ANC wins election but not by enough for constitutional reform

South African election hailed as most competitive since end of apartheid

South African president Jacob Zuma greets opposition DA party leader Helen Zille at the results operations centre in Pretoria. Photograph: EPA

South African president Jacob Zuma greets opposition DA party leader Helen Zille at the results operations centre in Pretoria. Photograph: EPA

Sat, May 10, 2014, 01:00

The African National Congress has secured a comfortable victory in South Africa’s general election, following an impressive voter turnout for a poll hailed as the most competitive since apartheid ended 20 years ago.

With 99 per cent of the votes counted by mid-afternoon yesterday, the ANC had secured 62.24 per cent of the tally – a resounding endorsement from an electorate many analysts believed had grown disillusioned with the ruling party.

The ruling party has been undermined by leadership scandals and its relatively poor performance over the past five years but, despite this, a majority of South Africans continue to show faith in the organisation once led by Nelson Mandela.

However, whatever about the commanding win, the ANC has fallen short of the two-thirds majority it needs to amend the constitution.

National executive committee member of the party Nosiviwe Mapisa-Nqakula said she believed it would use its mandate to speed up service delivery in poor areas – a key issue that saw violent protests in townships such as Bekkersdal before voting day.

Need to accelerate
“There is a need obviously to accelerate everything we are doing. I think in the next five years we have no choice but to accelerate service delivery in the areas we have identified,” she told reporters at the main electoral commission results centre in Pretoria.

The ANC is also likely to use its mandate to set in motion its national development plan, which rejects nationalisation in favour of investment and infrastructure development as a way to turn the economy around.

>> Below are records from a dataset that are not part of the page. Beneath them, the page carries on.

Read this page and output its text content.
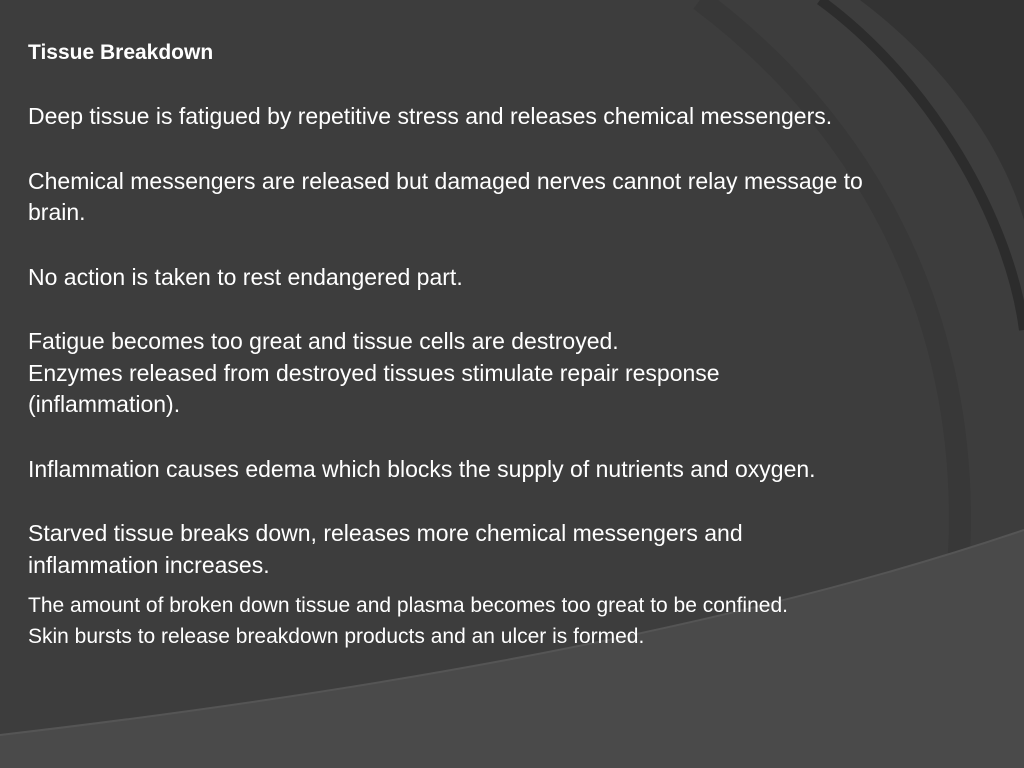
Tissue Breakdown
Deep tissue is fatigued by repetitive stress and releases chemical messengers.
Chemical messengers are released but damaged nerves cannot relay message to
brain.
No action is taken to rest endangered part.
Fatigue becomes too great and tissue cells are destroyed.
Enzymes released from destroyed tissues stimulate repair response
(inflammation).
Inflammation causes edema which blocks the supply of nutrients and oxygen.
Starved tissue breaks down, releases more chemical messengers and
inflammation increases.
The amount of broken down tissue and plasma becomes too great to be confined.
Skin bursts to release breakdown products and an ulcer is formed.
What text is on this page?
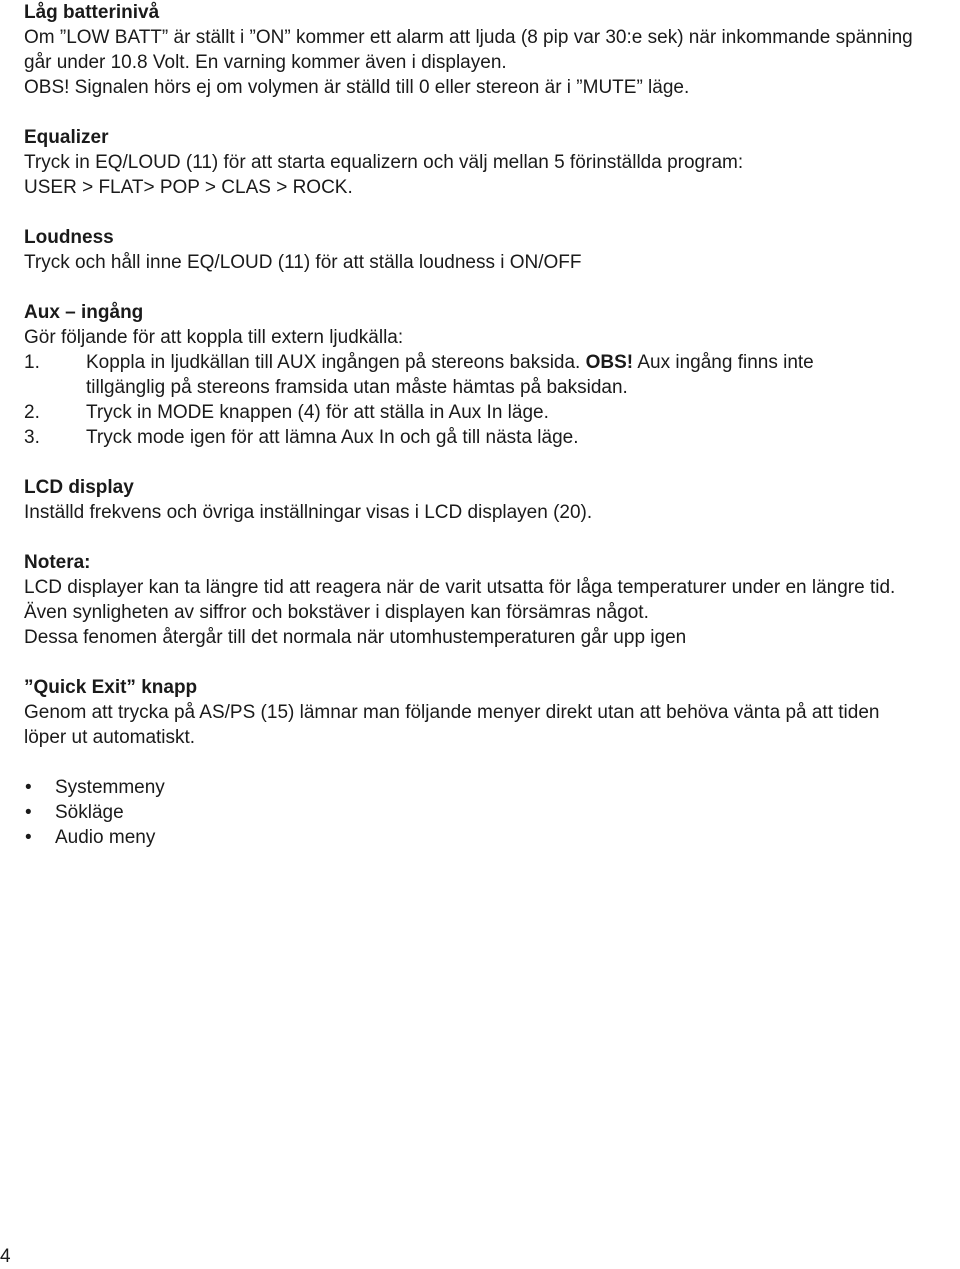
Låg batterinivå
Om ”LOW BATT” är ställt i ”ON” kommer ett alarm att ljuda (8 pip var 30:e sek) när inkommande spänning
går under 10.8 Volt. En varning kommer även i displayen.
OBS! Signalen hörs ej om volymen är ställd till 0 eller stereon är i ”MUTE” läge.
Equalizer
Tryck in EQ/LOUD (11) för att starta equalizern och välj mellan 5 förinställda program:
USER > FLAT> POP > CLAS > ROCK.
Loudness
Tryck och håll inne EQ/LOUD (11) för att ställa loudness i ON/OFF
Aux – ingång
Gör följande för att koppla till extern ljudkälla:
1. Koppla in ljudkällan till AUX ingången på stereons baksida. OBS! Aux ingång finns inte
tillgänglig på stereons framsida utan måste hämtas på baksidan.
2. Tryck in MODE knappen (4) för att ställa in Aux In läge.
3. Tryck mode igen för att lämna Aux In och gå till nästa läge.
LCD display
Inställd frekvens och övriga inställningar visas i LCD displayen (20).
Notera:
LCD displayer kan ta längre tid att reagera när de varit utsatta för låga temperaturer under en längre tid.
Även synligheten av siffror och bokstäver i displayen kan försämras något.
Dessa fenomen återgår till det normala när utomhustemperaturen går upp igen
”Quick Exit” knapp
Genom att trycka på AS/PS (15) lämnar man följande menyer direkt utan att behöva vänta på att tiden
löper ut automatiskt.
• Systemmeny
• Sökläge
• Audio meny
4
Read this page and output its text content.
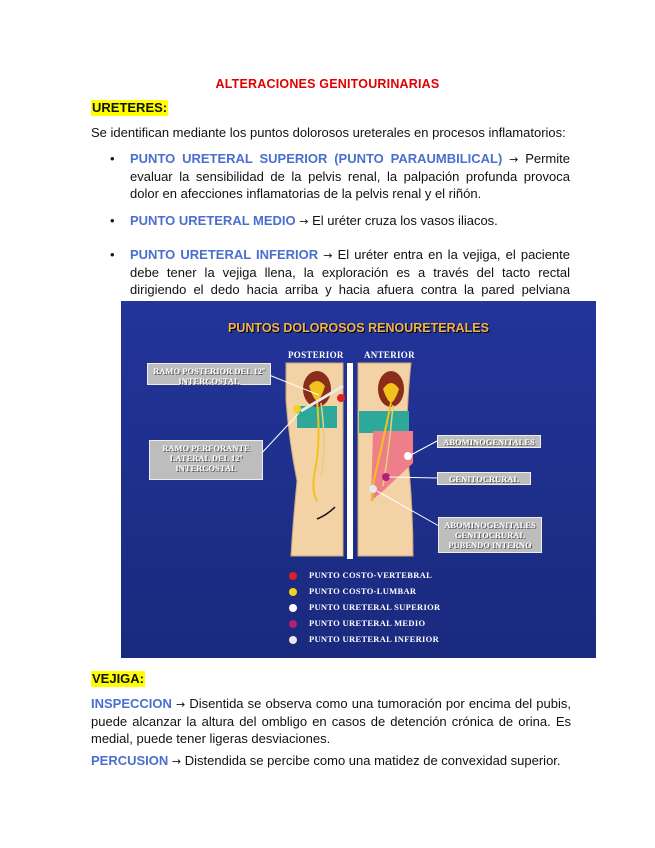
ALTERACIONES GENITOURINARIAS
URETERES:
Se identifican mediante los puntos dolorosos ureterales en procesos inflamatorios:
• PUNTO URETERAL SUPERIOR (PUNTO PARAUMBILICAL) → Permite evaluar la sensibilidad de la pelvis renal, la palpación profunda provoca dolor en afecciones inflamatorias de la pelvis renal y el riñón.
• PUNTO URETERAL MEDIO → El uréter cruza los vasos iliacos.
• PUNTO URETERAL INFERIOR → El uréter entra en la vejiga, el paciente debe tener la vejiga llena, la exploración es a través del tacto rectal dirigiendo el dedo hacia arriba y hacia afuera contra la pared pelviana
PUNTOS DOLOROSOS RENOURETERALES
POSTERIOR ANTERIOR
RAMO POSTERIOR DEL 12º INTERCOSTAL
RAMO PERFORANTE LATERAL DEL 12º INTERCOSTAL
ABOMINOGENITALES
GENITOCRURAL
ABOMINOGENITALES GENITOCRURAL PUBENDO INTERNO
PUNTO COSTO-VERTEBRAL
PUNTO COSTO-LUMBAR
PUNTO URETERAL SUPERIOR
PUNTO URETERAL MEDIO
PUNTO URETERAL INFERIOR
VEJIGA:
INSPECCION → Disentida se observa como una tumoración por encima del pubis, puede alcanzar la altura del ombligo en casos de detención crónica de orina. Es medial, puede tener ligeras desviaciones.
PERCUSION → Distendida se percibe como una matidez de convexidad superior.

The adoption of the business-friendly plan could prompt some of South Africa’s powerful unions to break away from their alliance with the ANC to form their own party.

Indeed, the ANC’s urgency to improve its performance is also undoubtedly linked to the fact its margin of victory this year was lower than in the last general election in 2009, when it won 65.9 per cent of the vote.

Looking at the ANC’s performance since 2004, when it won 69.69 per cent of the vote, its level of support in percentage terms continues on a steady downward trajectory.

The ANC’s staunchest supporters are from rural areas, and its control of a number of South African cities outside the Western Cape province came under threat this year for the first time. It came close to losing its majority in Gauteng province, the country’s economic heartland, where the main opposition Democratic Alliance party made good progress. In Gauteng, where Pretoria and Johannesburg are located, the ANC won only 53 per cent this year compared to 64.04 per cent in 2009. The DA, on the other hand, grew its support base in the province from 21.86 per cent to 31.52 per cent over the same period.